Есть народы, не согласные жить в мире без Медведя. Это люди, которые понимают, что без него нет девственого края. Медведь – хранитель и проявление дикости. По мере того, как она отступает – отступает и он. Когда плоть ее попирают и жгут, сокращается священная масса его сердца.
Феномену Н. Скотта Момадэя трудно подобрать аналог. Прежде всего, потому что у этой творческой личности множество ипостасей, каждая из которых подобна новому чуду, способному послужить темой самостоятельной беседы и анализа, ибо каждая связана с удивительными открытиями. Путь этого мастера богат откровениями, он полон новаторства во всех сферах творческой деятельности, где бы ни проявлялась щедрая натура этого человека.
В книге рассказывается история главного героя, который сталкивается с различными проблемами и препятствиями на протяжении всего своего путешествия. По пути он встречает множество второстепенных персонажей, которые играют важные роли в истории. Благодаря опыту главного героя книга исследует такие темы, как любовь, потеря, надежда и стойкость. По мере того, как главный герой преодолевает свои трудности, он усваивает ценные уроки жизни и растет как личность.
Русские погранцы арестовали за браконьерство в дальневосточных водах американскую шхуну с тюленьими шкурами в трюме. Команда дрожит в страхе перед Сибирью и не находит пути к спасенью…
Неопытная провинциалочка жаждет работать в газете крупного города. Как же ей доказать свое право на звание журналистки?

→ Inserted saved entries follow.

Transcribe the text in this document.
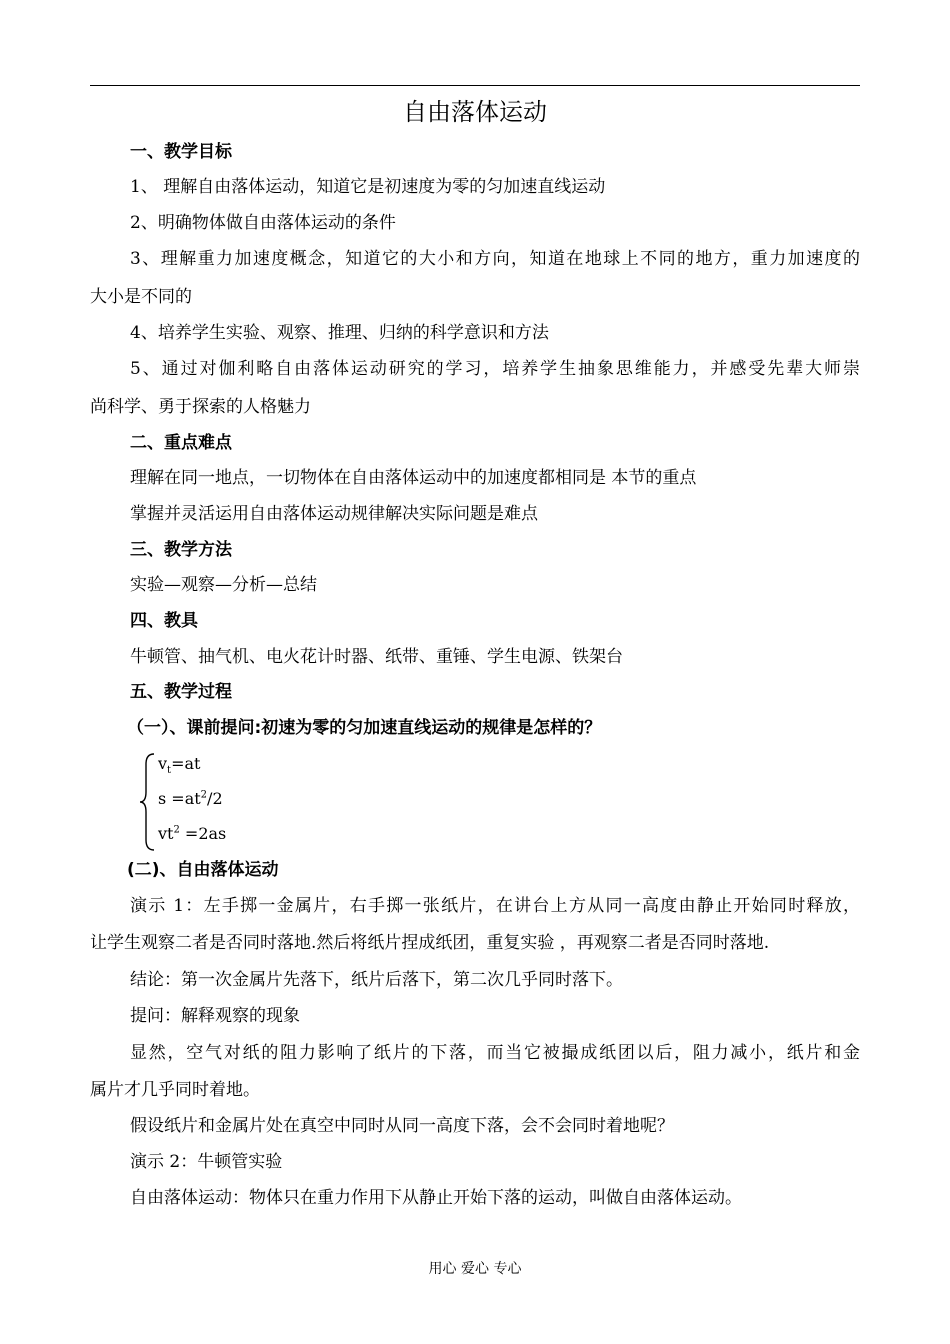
自由落体运动
一、教学目标
1、 理解自由落体运动，知道它是初速度为零的匀加速直线运动
2、明确物体做自由落体运动的条件
3、理解重力加速度概念，知道它的大小和方向，知道在地球上不同的地方，重力加速度的
大小是不同的
4、培养学生实验、观察、推理、归纳的科学意识和方法
5、通过对伽利略自由落体运动研究的学习，培养学生抽象思维能力，并感受先辈大师崇
尚科学、勇于探索的人格魅力
二、重点难点
理解在同一地点，一切物体在自由落体运动中的加速度都相同是 本节的重点
掌握并灵活运用自由落体运动规律解决实际问题是难点
三、教学方法
实验—观察—分析—总结
四、教具
牛顿管、抽气机、电火花计时器、纸带、重锤、学生电源、铁架台
五、教学过程
（一）、课前提问:初速为零的匀加速直线运动的规律是怎样的？
$v_t=at$
$s =at^2/2$
$vt^2 =2as$
(二)、自由落体运动
演示 1：左手掷一金属片，右手掷一张纸片，在讲台上方从同一高度由静止开始同时释放，
让学生观察二者是否同时落地.然后将纸片捏成纸团，重复实验 ，再观察二者是否同时落地.
结论：第一次金属片先落下，纸片后落下，第二次几乎同时落下。
提问：解释观察的现象
显然，空气对纸的阻力影响了纸片的下落，而当它被撮成纸团以后，阻力减小，纸片和金
属片才几乎同时着地。
假设纸片和金属片处在真空中同时从同一高度下落，会不会同时着地呢？
演示 2：牛顿管实验
自由落体运动：物体只在重力作用下从静止开始下落的运动，叫做自由落体运动。
用心 爱心 专心
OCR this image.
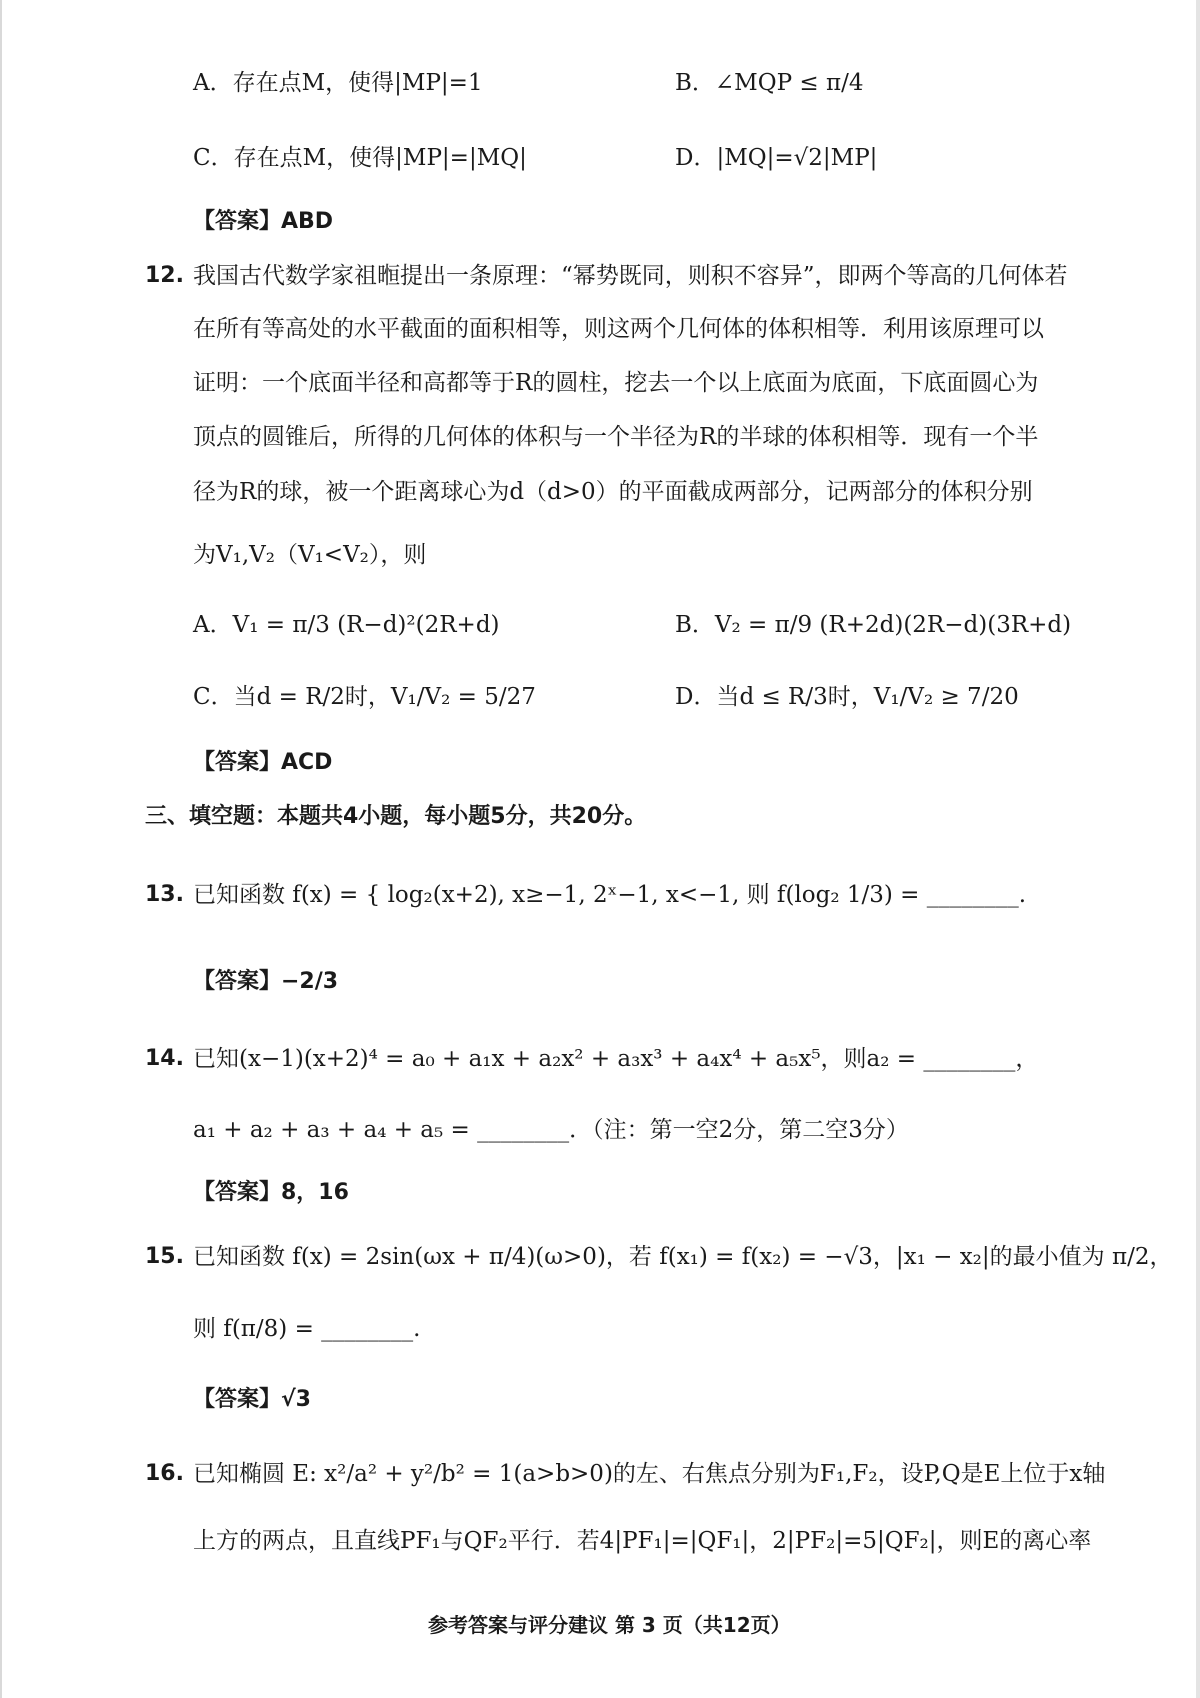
A．存在点M，使得|MP|=1	B．∠MQP ≤ π/4
C．存在点M，使得|MP|=|MQ|	D．|MQ|=√2|MP|
【答案】ABD
12. 我国古代数学家祖暅提出一条原理：“幂势既同，则积不容异”，即两个等高的几何体若
在所有等高处的水平截面的面积相等，则这两个几何体的体积相等．利用该原理可以
证明：一个底面半径和高都等于R的圆柱，挖去一个以上底面为底面，下底面圆心为
顶点的圆锥后，所得的几何体的体积与一个半径为R的半球的体积相等．现有一个半
径为R的球，被一个距离球心为d（d>0）的平面截成两部分，记两部分的体积分别
为V₁,V₂（V₁<V₂），则
A．V₁ = π/3 (R−d)²(2R+d)	B．V₂ = π/9 (R+2d)(2R−d)(3R+d)
C．当d = R/2时，V₁/V₂ = 5/27	D．当d ≤ R/3时，V₁/V₂ ≥ 7/20
【答案】ACD
三、填空题：本题共4小题，每小题5分，共20分。
13. 已知函数 f(x) = { log₂(x+2), x≥−1, 2ˣ−1, x<−1, 则 f(log₂ 1/3) = ________.
【答案】−2/3
14. 已知(x−1)(x+2)⁴ = a₀ + a₁x + a₂x² + a₃x³ + a₄x⁴ + a₅x⁵，则a₂ = ________，
a₁ + a₂ + a₃ + a₄ + a₅ = ________．（注：第一空2分，第二空3分）
【答案】8，16
15. 已知函数 f(x) = 2sin(ωx + π/4)(ω>0)，若 f(x₁) = f(x₂) = −√3，|x₁ − x₂|的最小值为 π/2，
则 f(π/8) = ________.
【答案】√3
16. 已知椭圆 E: x²/a² + y²/b² = 1(a>b>0)的左、右焦点分别为F₁,F₂，设P,Q是E上位于x轴
上方的两点，且直线PF₁与QF₂平行．若4|PF₁|=|QF₁|，2|PF₂|=5|QF₂|，则E的离心率
参考答案与评分建议 第 3 页（共12页）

В книге рассказывается история главного героя, который сталкивается с различными проблемами и препятствиями на протяжении всего своего путешествия. По пути он встречает множество второстепенных персонажей, которые играют важные роли в истории. Благодаря опыту главного героя книга исследует такие темы, как любовь, потеря, надежда и стойкость. По мере того, как главный герой преодолевает свои трудности, он усваивает ценные уроки жизни и растет как личность.
Латиноамериканская проза – ярчайший камень в ожерелье художественной литературы XX века. Имена Маркеса, Кортасара, Борхеса и других авторов возвышаются над материком прозы. Рядом с ними высится могучий пик – Жоржи Амаду. Имя этого бразильского писателя – своего рода символ литературы Латинской Америки. Магическая, завораживающая проза Амаду давно и хорошо знакома в нашей стране. Но роман «Тереза Батиста, Сладкий Мёд и Отвага» впервые печатается в полном объеме.